Aside, this would be sick for realtime apps, like, imagine you just get a good professional photo or two done and then drive those with your webcam? It'd be like making a vtuber of yourself

malshe · on July 20, 2022

This is incredible! When I look at all the advances in computer vision and NLP in the last five years, I can't believe the pace of advancements. I have stopped saying "AI can't do ____ in our lifetime" to my friends.

anewpersonality · on July 20, 2022

The deepfake industry just got a lot bigger.

sebmellen · on July 20, 2022

This is perhaps the most impressive "AI" demo I've seen, and that's saying a lot. Interesting to read about the Moscow-based "Samsung AI Center" that seems to be producing this work: https://research.samsung.com/aicenter_moscow.

thewanderer1983 · on July 21, 2022

Now Muggles get animated photos as well.

monkpit · on July 21, 2022

I wonder if this type of tech could be used for animating video game characters? Instead of trying to use motion capture or something like that, just record an actor making facial expressions that would drive the 3d model. It seems like they could achieve extremely realistic results.

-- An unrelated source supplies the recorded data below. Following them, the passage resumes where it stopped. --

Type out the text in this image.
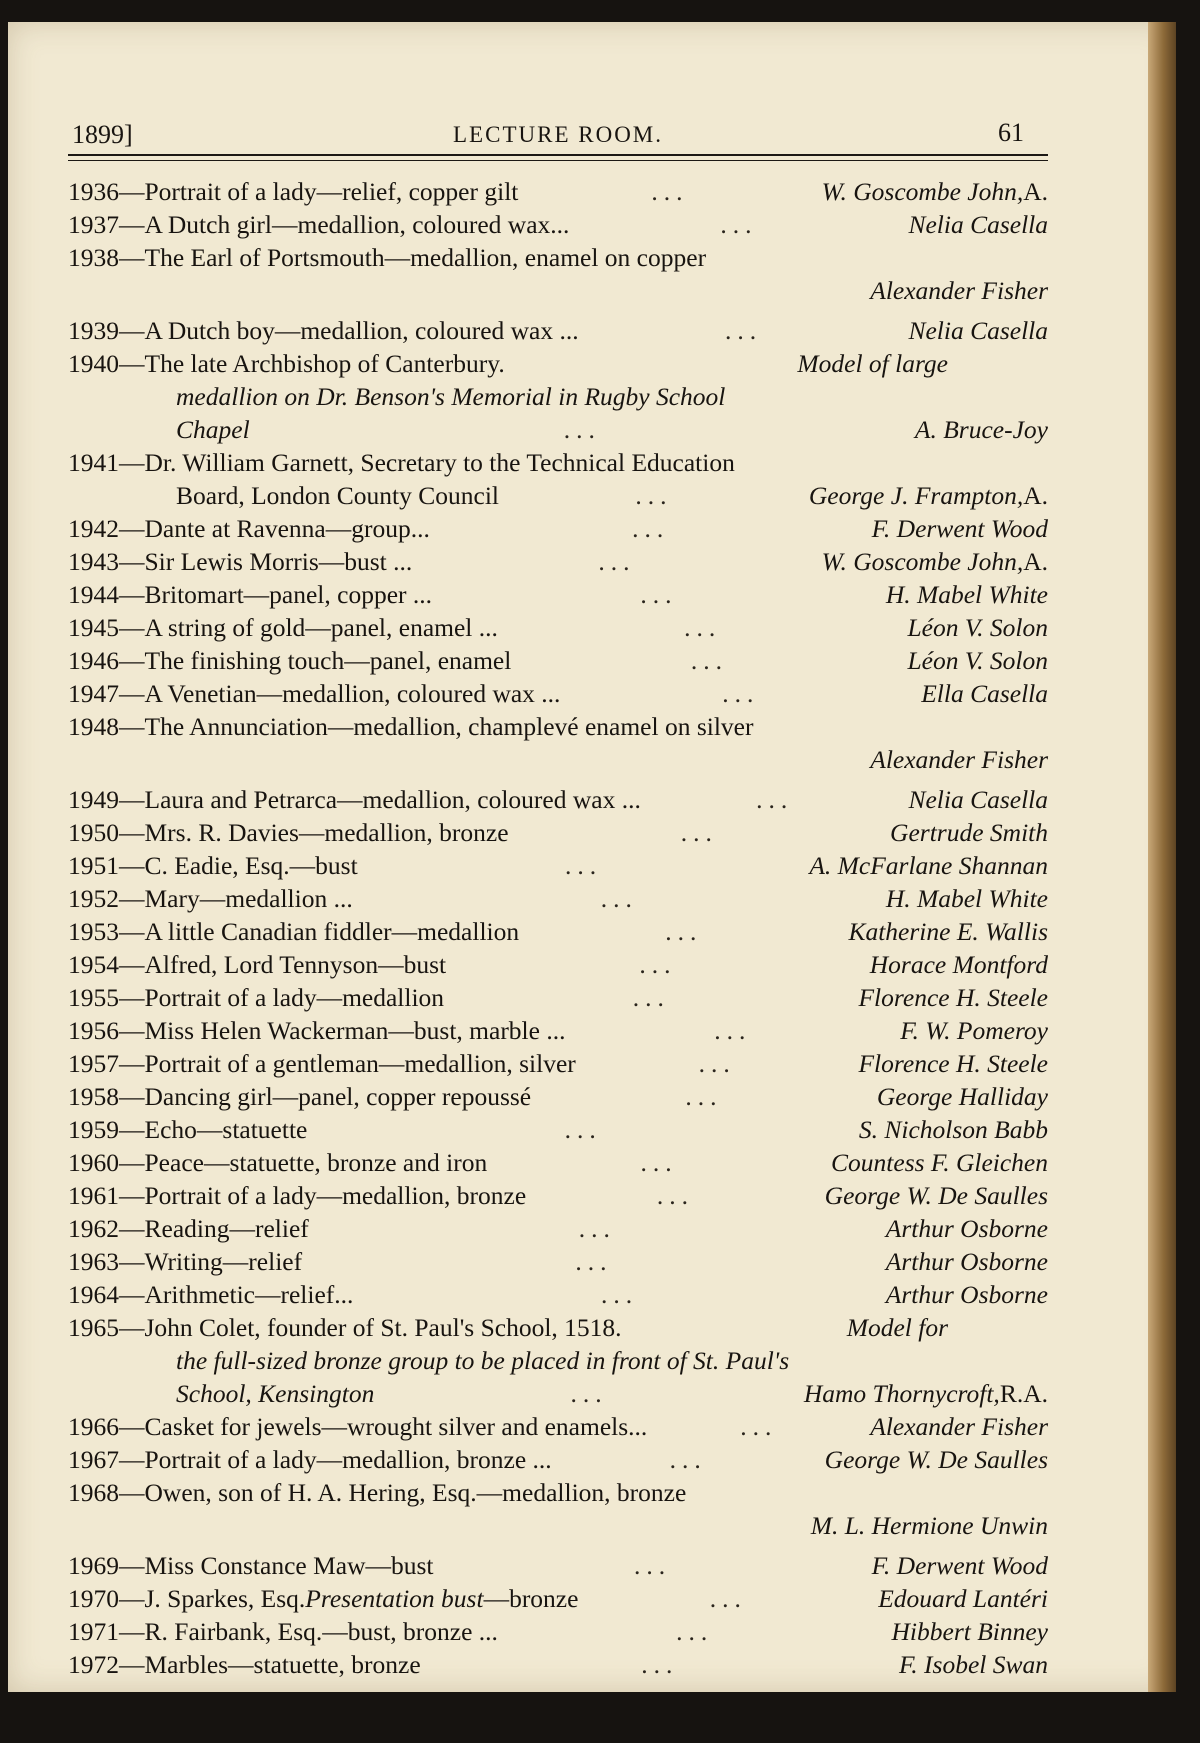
1899]	LECTURE ROOM.	61
1936 — Portrait of a lady—relief, copper gilt	...	W. Goscombe John, A.
1937 — A Dutch girl—medallion, coloured wax...	...	Nelia Casella
1938 — The Earl of Portsmouth—medallion, enamel on copper
Alexander Fisher
1939 — A Dutch boy—medallion, coloured wax ...	...	Nelia Casella
1940 — The late Archbishop of Canterbury.	Model of large
medallion on Dr. Benson's Memorial in Rugby School
Chapel	...	A. Bruce-Joy
1941 — Dr. William Garnett, Secretary to the Technical Education
Board, London County Council	...	George J. Frampton, A.
1942 — Dante at Ravenna—group...	...	F. Derwent Wood
1943 — Sir Lewis Morris—bust ...	...	W. Goscombe John, A.
1944 — Britomart—panel, copper ...	...	H. Mabel White
1945 — A string of gold—panel, enamel ...	...	Léon V. Solon
1946 — The finishing touch—panel, enamel	...	Léon V. Solon
1947 — A Venetian—medallion, coloured wax ...	...	Ella Casella
1948 — The Annunciation—medallion, champlevé enamel on silver
Alexander Fisher
1949 — Laura and Petrarca—medallion, coloured wax ...	...	Nelia Casella
1950 — Mrs. R. Davies—medallion, bronze	...	Gertrude Smith
1951 — C. Eadie, Esq.—bust	...	A. McFarlane Shannan
1952 — Mary—medallion ...	...	H. Mabel White
1953 — A little Canadian fiddler—medallion	...	Katherine E. Wallis
1954 — Alfred, Lord Tennyson—bust	...	Horace Montford
1955 — Portrait of a lady—medallion	...	Florence H. Steele
1956 — Miss Helen Wackerman—bust, marble ...	...	F. W. Pomeroy
1957 — Portrait of a gentleman—medallion, silver	...	Florence H. Steele
1958 — Dancing girl—panel, copper repoussé	...	George Halliday
1959 — Echo—statuette	...	S. Nicholson Babb
1960 — Peace—statuette, bronze and iron	...	Countess F. Gleichen
1961 — Portrait of a lady—medallion, bronze	...	George W. De Saulles
1962 — Reading—relief	...	Arthur Osborne
1963 — Writing—relief	...	Arthur Osborne
1964 — Arithmetic—relief...	...	Arthur Osborne
1965 — John Colet, founder of St. Paul's School, 1518.	Model for
the full-sized bronze group to be placed in front of St. Paul's
School, Kensington	...	Hamo Thornycroft, R.A.
1966 — Casket for jewels—wrought silver and enamels...	...	Alexander Fisher
1967 — Portrait of a lady—medallion, bronze ...	...	George W. De Saulles
1968 — Owen, son of H. A. Hering, Esq.—medallion, bronze
M. L. Hermione Unwin
1969 — Miss Constance Maw—bust	...	F. Derwent Wood
1970 — J. Sparkes, Esq. Presentation bust —bronze	...	Edouard Lantéri
1971 — R. Fairbank, Esq.—bust, bronze ...	...	Hibbert Binney
1972 — Marbles—statuette, bronze	...	F. Isobel Swan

Tossrock · on July 21, 2022

https://blog.roblox.com/2022/03/real-time-facial-animation-a...

tomcam · on July 20, 2022

Holy shit

ge96 · on July 21, 2022

Damn that's so good, when does it come out for a Zoom AR layer.

coolspot · on July 21, 2022

https://github.com/iperov/DeepFaceLive

imtu80 · on July 21, 2022

Pretty neat, I wonder if the AI can take predict the voice of the person in the picture and make it talk.

xpe · on July 20, 2022

How does the algorithm decide what the side (and back) of a head looks like?

teruakohatu · on July 21, 2022

A LOT of training data.

baxtr · on July 20, 2022

I wonder how this could be used by a state actor to manipulate.

anigbrowl · on July 20, 2022

It's very likely to be used by people who want to become state actors. And I suspect (given the source) that it's also a lowkey warning shot from a country that has a significantly deeper understanding of information and psychological warfare than its opponents.

reidjs · on July 20, 2022

When will something like this be available to the average user?

coolspot · on July 21, 2022

https://github.com/iperov/DeepFaceLive

zitterbewegung · on July 20, 2022

It already is https://www.thispersondoesnotexist.com is powered by StyleGAN [1] . Its on GitHub at [2]

[1] https://en.wikipedia.org/wiki/StyleGAN

[2] https://nvlabs.github.io/stylegan3/

1f60c · on July 20, 2022

The photos at the top of the page are the researchers—the demos (two videos) are a bit further down the page.